Daun wedusan digunakan untuk insektisida nabati, selain itu juga dapat

digunakan untuk obat seperti luka baru, wasir, sakit dada, mata dan perut,

sementara akarnya digunakan untuk obat demam.

Menurut penelitian yang dilakukan oleh Lumowa (2011), semakin tinggi

kosentrasi ekstra wedusan yang diberikan maka semakin tinggi tingkat mortalitas

larva uji.
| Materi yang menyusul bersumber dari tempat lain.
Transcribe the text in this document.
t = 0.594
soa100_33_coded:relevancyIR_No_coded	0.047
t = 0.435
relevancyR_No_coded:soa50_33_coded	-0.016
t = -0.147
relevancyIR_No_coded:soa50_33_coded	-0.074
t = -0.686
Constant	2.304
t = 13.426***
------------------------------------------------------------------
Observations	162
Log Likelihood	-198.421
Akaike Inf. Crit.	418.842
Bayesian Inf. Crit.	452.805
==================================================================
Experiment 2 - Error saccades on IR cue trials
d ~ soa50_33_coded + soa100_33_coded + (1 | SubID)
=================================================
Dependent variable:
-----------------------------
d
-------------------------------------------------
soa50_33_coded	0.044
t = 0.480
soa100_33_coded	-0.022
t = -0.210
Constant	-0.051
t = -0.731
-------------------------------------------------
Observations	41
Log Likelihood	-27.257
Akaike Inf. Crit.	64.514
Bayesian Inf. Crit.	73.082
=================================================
Pada uji pendahuluan 10 % ektrak bandotan mengakibatkan kematian

larva Spodoptera litura F sebesar 60%, sedangkan pada uji lanjutan 20% ekstak

wedusan mengakibatkan kematian larva uji sebesar 100% dengan waktu kurang

dari 1 jam.

Sedangkan Riyanti et al. (2010) mengatakan konsentrasi untuk

mengendalikan larva Plutela xylostela yaitu pada 60% namun tidak berbeda nyata

pada dengan konsentrasi 20%.

E. Hipotesis

Diduga perlakuan pestisida nabati ekstrak daun kenikir dengan konsentrasi

20% mampu mengendalikan ulat daun (Plutella xylostella L) pada tanaman kubis.

Dan memberikan pengaruh terbaik pada pertumbuhan dan hasil tanaman kubis.